Patrick Benedict Leo Lonergan—Patrick. He refused to answer to “Pat” because Tommy and Mick always turned it into “Patty.” We called him Pat anyway. I’m closer to him than my other brothers, probably because he’s just a year and a half older than I am. We have a pact that, when we’re old enough, we’re going to Ireland together to climb Croagh Patrick—St. Patrick’s mountain.

Beatrice Felicity Michael Lonergan—Bea. I love that she chose a boy’s name, “Michael,” for her confirmation, because she totally adores—practically worships—our brother Mick, but also because St. Michael is an archangel—not a saint at all, but an actual angel. That is my Bea. She’s less than a year older than I am—and Patrick ten months older than her. That makes us Irish triplets. Look it up, it’s a real thing.
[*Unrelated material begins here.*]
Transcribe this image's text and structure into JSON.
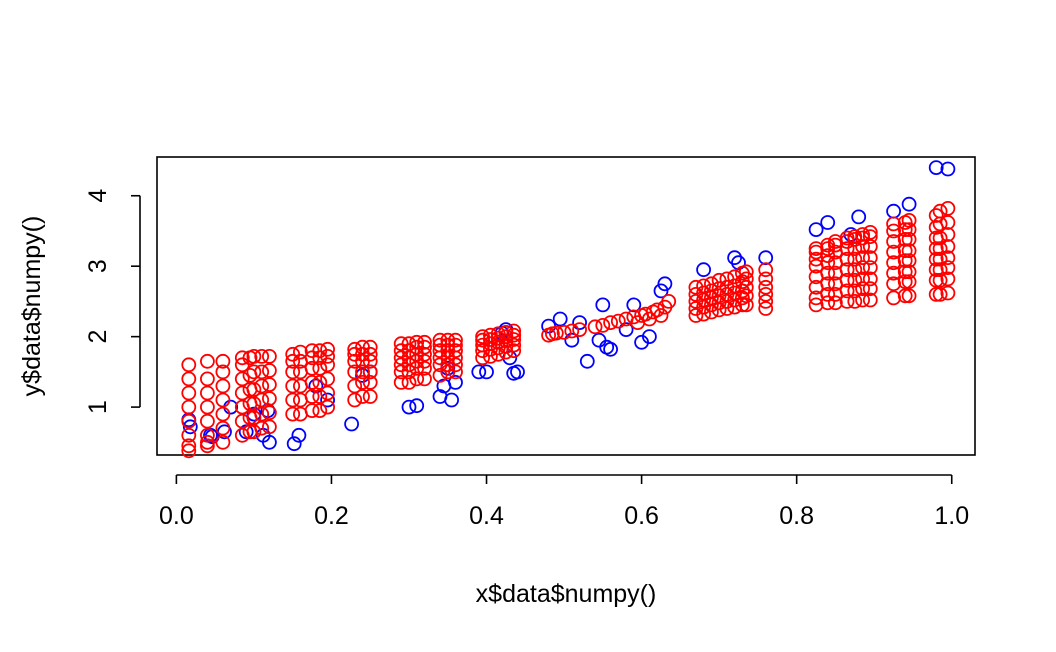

Then me. Emily Magdalene Bartholomea Lonergan. I took Bartholomea because she was a teacher, and I want to be one, too. My family calls me Emily, Em, Emms, Emelina, but mostly just Emily. I was named for this awesome saint, St. Emily de Vialar, founder of a French order of nuns, Sisters of St. Joseph of the Apparition. I mean, apparition! I’d sometimes talk to Mame about her—because even though Mame wasn’t Catholic, she knew a lot about France.